Doch nichts geschah und der junge Halbdrow fühlte, dass er nun keine Antwort erhalten würde. Nach dieser Erkenntnis wirkte plötzlich alles unheimlicher und gefährlicher. Die Furcht bemächtigte sich seiner, ganz egal ob er auf das Urteil seines Vaters zählen konnte oder nicht. Mit einmal Mal war er wieder ganz auf sich gestellt, saß in einem finsteren Loch und nichts zeugte hier von Freundlichkeit oder Wärme.

Zur gleichen Zeit waren die beiden Männer von Bregan D’aerthe am Ende ihres Rundgangs angekommen und erreichten ihren Ausgangspunkt, unmittelbar in der Nähe von Shars Versteck.
„Ich halte noch ein wenig meine Augen offen“, sprach Quev’eaonar zu Valas gewandt, der ihn daraufhin ungläubig beäugte.
„Wieso denn das?“, wollte der Späher wissen, nichtsdestoweniger konnte er sich die Antwort bereits denken und sprach leise und gelassen weiter. „Lass’ mich raten, du bist nervös. Es ist wegen ihm, oder liege ich falsch?“
Ein schiefes Grinsen breitete sich auf dem Gesicht des jüngeren Soldaten aus und er zuckte mit den Schultern.
„Hab’ ich es doch geahnt. Ihr junges Frischfleisch solltet nicht so viel denken, dass bekommt euch nicht gut“, lachte Valas plötzlich leise auf und klopfte freundschaftlich Quev’eaonar auf die Schulter.
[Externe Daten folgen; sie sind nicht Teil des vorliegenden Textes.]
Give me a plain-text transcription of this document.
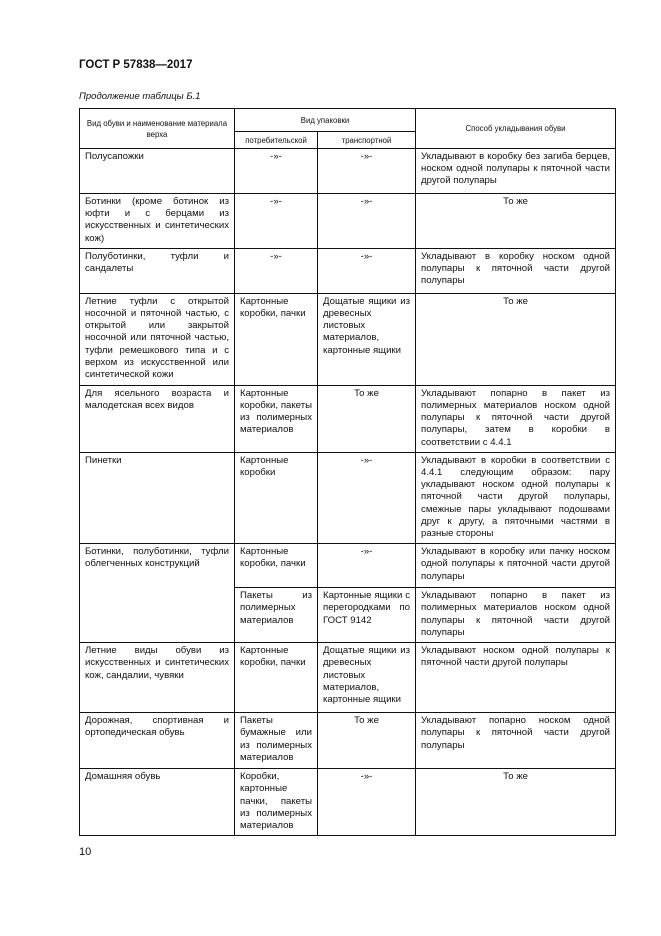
ГОСТ Р 57838—2017
Продолжение таблицы Б.1
Вид обуви и наименование материала верха	Вид упаковки		Способ укладывания обуви
	потребительской	транспортной	
Полусапожки	-»-	-»-	Укладывают в коробку без загиба берцев, носком одной полупары к пяточной части другой полупары
Ботинки (кроме ботинок из юфти и с берцами из искусственных и синтетических кож)	-»-	-»-	То же
Полуботинки, туфли и сандалеты	-»-	-»-	Укладывают в коробку носком одной полупары к пяточной части другой полупары
Летние туфли с открытой носочной и пяточной частью, с открытой или закрытой носочной или пяточной частью, туфли ремешкового типа и с верхом из искусственной или синтетической кожи	Картонные коробки, пачки	Дощатые ящики из древесных листовых материалов, картонные ящики	То же
Для ясельного возраста и малодетская всех видов	Картонные коробки, пакеты из полимерных материалов	То же	Укладывают попарно в пакет из полимерных материалов носком одной полупары к пяточной части другой полупары, затем в коробки в соответствии с 4.4.1
Пинетки	Картонные коробки	-»-	Укладывают в коробки в соответствии с 4.4.1 следующим образом: пару укладывают носком одной полупары к пяточной части другой полупары, смежные пары укладывают подошвами друг к другу, а пяточными частями в разные стороны
Ботинки, полуботинки, туфли облегченных конструкций	Картонные коробки, пачки	-»-	Укладывают в коробку или пачку носком одной полупары к пяточной части другой полупары
	Пакеты из полимерных материалов	Картонные ящики с перегородками по ГОСТ 9142	Укладывают попарно в пакет из полимерных материалов носком одной полупары к пяточной части другой полупары
Летние виды обуви из искусственных и синтетических кож, сандалии, чувяки	Картонные коробки, пачки	Дощатые ящики из древесных листовых материалов, картонные ящики	Укладывают носком одной полупары к пяточной части другой полупары
Дорожная, спортивная и ортопедическая обувь	Пакеты бумажные или из полимерных материалов	То же	Укладывают попарно носком одной полупары к пяточной части другой полупары
Домашняя обувь	Коробки, картонные пачки, пакеты из полимерных материалов	-»-	То же
10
„Verspotte mich nicht, denn vielleicht würde es dir genauso gehen, wenn deine Vergangenheit plötzlich hier herein spaziert“, erwiderte der Jüngere in gespielter Gekränktheit, konnte jedoch nicht aufhören zu Schmunzeln.
„Meine Vergangenheit existiert nicht“, antwortete Valas mit der Weisheit seines Alters und legte seinen Kopf leicht schief. „Auch deine nicht mehr. Ich werde jetzt gehen. Bleib’ nicht so lange, sonst sind nachher die besten Bissen weg.“
„Hungrig bin ich nicht, aber schaden kann es nicht, wenn ich ein wenig alleine sein kann und mir neue Energie aneigne.“
Valas lachte und beide liefen zusammen einige Meter weiter. Direkt vor Shars Schlupfloch kamen sie zum Stehen.

Shar war gut versteckt, aber dennoch nicht taub. Sobald die zwei Dunkelelfen sich keine drei Meter vor ihm aufhielten, vernahm er ihre Stimmen deutlich und klar. Erschrocken riss er beide Augen weit auf, den Dolch immer noch zur Verteidigung oder auch zum Angriff erhoben und seine Hand zitterte dabei unkontrolliert. Also hatte Vater Recht, sagte sich der junge Halbdrow und beschloss niemals mehr an den Worten von Handir zu zweifeln. Darüber hinaus bemerkte der Junge nicht, wie erst ein Lachen erklang und plötzlich unvermittelt verstummte.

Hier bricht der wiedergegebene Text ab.